Security Considerations

What This Protects Against

  • Data exfiltration to unknown hosts
  • Drive-by downloads from malicious URLs
  • Command & Control communication
  • Cryptocurrency mining pools

What This Does NOT Protect Against

  • Direct IP connections (rare for legitimate tools)
  • Allowed host compromise (GitHub itself is malicious)
  • DNS tunneling through allowed domains
  • Local network attacks

Defense in Depth

Network isolation is one layer. Combine with:

  • Container isolation (rootless Podman)
  • Filesystem isolation (CoW overlays)
  • Credential isolation (keychain integration)
  • Code review (PR workflow)

Troubleshooting

Agent Can't Reach GitHub

  1. Check allowlist includes github.com and *.github.com
  2. Enable log_dns_queries: true to see what's being blocked
  3. Verify dnsmasq is running: ps aux | grep dnsmasq

Package Install Fails

Common missing domains:

  • npm: registry.npmjs.org, npmjs.org
  • pip: pypi.org, files.pythonhosted.org
  • Maven: repo1.maven.org, plugins.gradle.org

Corporate Proxy Issues

Ensure no_proxy includes your internal domains:

no_proxy: "localhost,127.0.0.1,.company.com,.internal"

Migration from Open Network

  1. Start with mode: open (existing behavior)
  2. Enable log_dns_queries: true
  3. Run your typical workflows
  4. Review logs to identify needed hosts
  5. Build allowlist from observed traffic
  6. Switch to mode: filtered
  7. Test workflows and add missing hosts

SSH Host Key Verification

DNS filtering alone doesn't fully protect SSH connections. After DNS resolves, SSH connects directly to IP addresses. A compromised DNS could redirect to a malicious server.

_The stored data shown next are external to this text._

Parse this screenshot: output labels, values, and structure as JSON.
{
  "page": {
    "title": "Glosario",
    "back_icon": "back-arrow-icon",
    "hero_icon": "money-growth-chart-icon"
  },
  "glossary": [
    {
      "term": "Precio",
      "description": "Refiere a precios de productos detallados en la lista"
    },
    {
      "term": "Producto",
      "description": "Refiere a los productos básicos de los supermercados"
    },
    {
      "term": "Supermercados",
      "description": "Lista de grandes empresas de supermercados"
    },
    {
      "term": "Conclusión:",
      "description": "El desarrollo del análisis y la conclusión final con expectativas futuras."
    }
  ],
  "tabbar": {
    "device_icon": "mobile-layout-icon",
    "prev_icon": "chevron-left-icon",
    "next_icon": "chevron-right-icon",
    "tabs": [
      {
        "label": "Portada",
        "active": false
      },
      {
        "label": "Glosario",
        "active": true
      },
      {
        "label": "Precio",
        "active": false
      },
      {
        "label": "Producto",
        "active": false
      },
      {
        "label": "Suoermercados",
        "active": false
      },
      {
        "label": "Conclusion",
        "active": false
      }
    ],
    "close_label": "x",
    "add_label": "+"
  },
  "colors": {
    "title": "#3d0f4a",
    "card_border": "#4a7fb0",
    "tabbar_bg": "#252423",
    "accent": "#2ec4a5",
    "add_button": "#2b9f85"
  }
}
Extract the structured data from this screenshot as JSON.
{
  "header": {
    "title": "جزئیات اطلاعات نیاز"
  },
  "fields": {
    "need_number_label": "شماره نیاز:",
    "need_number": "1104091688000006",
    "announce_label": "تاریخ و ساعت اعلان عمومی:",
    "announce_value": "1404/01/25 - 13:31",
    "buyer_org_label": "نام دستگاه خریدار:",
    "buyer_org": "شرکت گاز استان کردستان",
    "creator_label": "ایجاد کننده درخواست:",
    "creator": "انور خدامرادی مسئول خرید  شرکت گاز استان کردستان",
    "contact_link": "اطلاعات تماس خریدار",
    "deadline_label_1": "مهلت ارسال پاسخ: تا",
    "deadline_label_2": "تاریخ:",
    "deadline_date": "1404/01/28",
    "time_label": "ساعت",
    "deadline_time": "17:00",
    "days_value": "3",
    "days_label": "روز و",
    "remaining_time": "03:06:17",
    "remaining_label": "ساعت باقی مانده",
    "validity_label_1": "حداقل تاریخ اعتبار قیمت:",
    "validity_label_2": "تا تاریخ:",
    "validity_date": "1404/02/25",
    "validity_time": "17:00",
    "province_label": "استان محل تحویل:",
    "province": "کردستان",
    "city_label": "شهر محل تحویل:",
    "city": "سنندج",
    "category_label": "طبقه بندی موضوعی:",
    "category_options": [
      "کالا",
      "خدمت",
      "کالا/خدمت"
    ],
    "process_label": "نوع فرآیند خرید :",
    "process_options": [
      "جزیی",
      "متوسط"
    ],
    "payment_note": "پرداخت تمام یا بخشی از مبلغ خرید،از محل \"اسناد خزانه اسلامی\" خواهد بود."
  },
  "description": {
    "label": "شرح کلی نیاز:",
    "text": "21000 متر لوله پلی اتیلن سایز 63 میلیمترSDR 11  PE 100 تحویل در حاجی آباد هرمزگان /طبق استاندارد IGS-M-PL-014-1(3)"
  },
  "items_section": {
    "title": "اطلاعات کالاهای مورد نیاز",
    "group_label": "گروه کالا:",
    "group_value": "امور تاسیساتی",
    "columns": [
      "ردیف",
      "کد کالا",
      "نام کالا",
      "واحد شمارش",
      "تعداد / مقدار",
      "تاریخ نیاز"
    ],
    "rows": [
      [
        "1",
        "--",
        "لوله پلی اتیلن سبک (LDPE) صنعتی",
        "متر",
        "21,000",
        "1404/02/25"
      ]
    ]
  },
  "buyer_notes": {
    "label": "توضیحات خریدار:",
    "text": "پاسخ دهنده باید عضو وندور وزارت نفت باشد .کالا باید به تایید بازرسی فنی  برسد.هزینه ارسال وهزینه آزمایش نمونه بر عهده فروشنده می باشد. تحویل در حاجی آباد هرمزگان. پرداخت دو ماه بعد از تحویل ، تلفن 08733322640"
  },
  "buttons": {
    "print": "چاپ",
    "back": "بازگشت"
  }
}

Solution: Automatic Key Verification with Keychain

Kapsis automatically verifies SSH host keys against official sources and caches them in Keychain:

┌────────────────────────────────────────────────────────────────────────────┐
│                    SSH Host Key Verification Flow                          │
├────────────────────────────────────────────────────────────────────────────┤
│                                                                            │
│  Container Startup                                                         │
│       │                                                                    │
│       ▼                                                                    │
│  ┌──────────────────────────────────┐                                      │
│  │ Check Keychain for cached keys   │◄── kapsis-ssh-known-hosts service   │
│  └──────────────────────────────────┘                                      │
│       │                                                                    │
│       ├── Found & not expired ──────────► Use cached keys                 │
│       │                                                                    │
│       ▼                                                                    │
│  ┌──────────────────────────────────┐                                      │
│  │ Fetch official fingerprints      │◄── api.github.com/meta              │
│  │ from provider APIs               │◄── bitbucket.org/site/ssh           │
│  └──────────────────────────────────┘◄── gitlab.com/api/v4/metadata       │
│       │                                                                    │
│       ▼                                                                    │
│  ┌──────────────────────────────────┐                                      │
│  │ ssh-keyscan to get actual keys   │                                      │
│  └──────────────────────────────────┘                                      │
│       │                                                                    │
│       ▼                                                                    │
│  ┌──────────────────────────────────┐                                      │
│  │ Verify fingerprint matches       │                                      │
│  │ official API response            │                                      │
│  └──────────────────────────────────┘                                      │
│       │                                                                    │
│       ├── Match ────────────► Store in Keychain + use key                 │
│       │                                                                    │
│       └── MISMATCH ─────────► FATAL ERROR (possible MITM attack!)         │
│                                                                            │
└────────────────────────────────────────────────────────────────────────────┘

Configuration

network:
  mode: filtered

  ssh:
    # Verification mode:
    #   auto     - Verify against official APIs (recommended)
    #   disabled - No SSH key verification
    mode: auto

    # Providers with automatic verification (have official meta APIs)
    auto_verify:
      - github.com      # Uses api.github.com/meta
      - bitbucket.org   # Uses bitbucket.org/site/ssh
      - gitlab.com      # Uses gitlab.com/api/v4/metadata

    # Custom hosts (no official API - must provide fingerprint)
    custom_hosts:
      - host: "git.company.com"
        fingerprint: "SHA256:abc123..."  # Get from your admin

    # Keychain integration
    keychain:
      enabled: true
      service: "kapsis-ssh-known-hosts"
      ttl: 86400  # Refresh keys every 24 hours (seconds)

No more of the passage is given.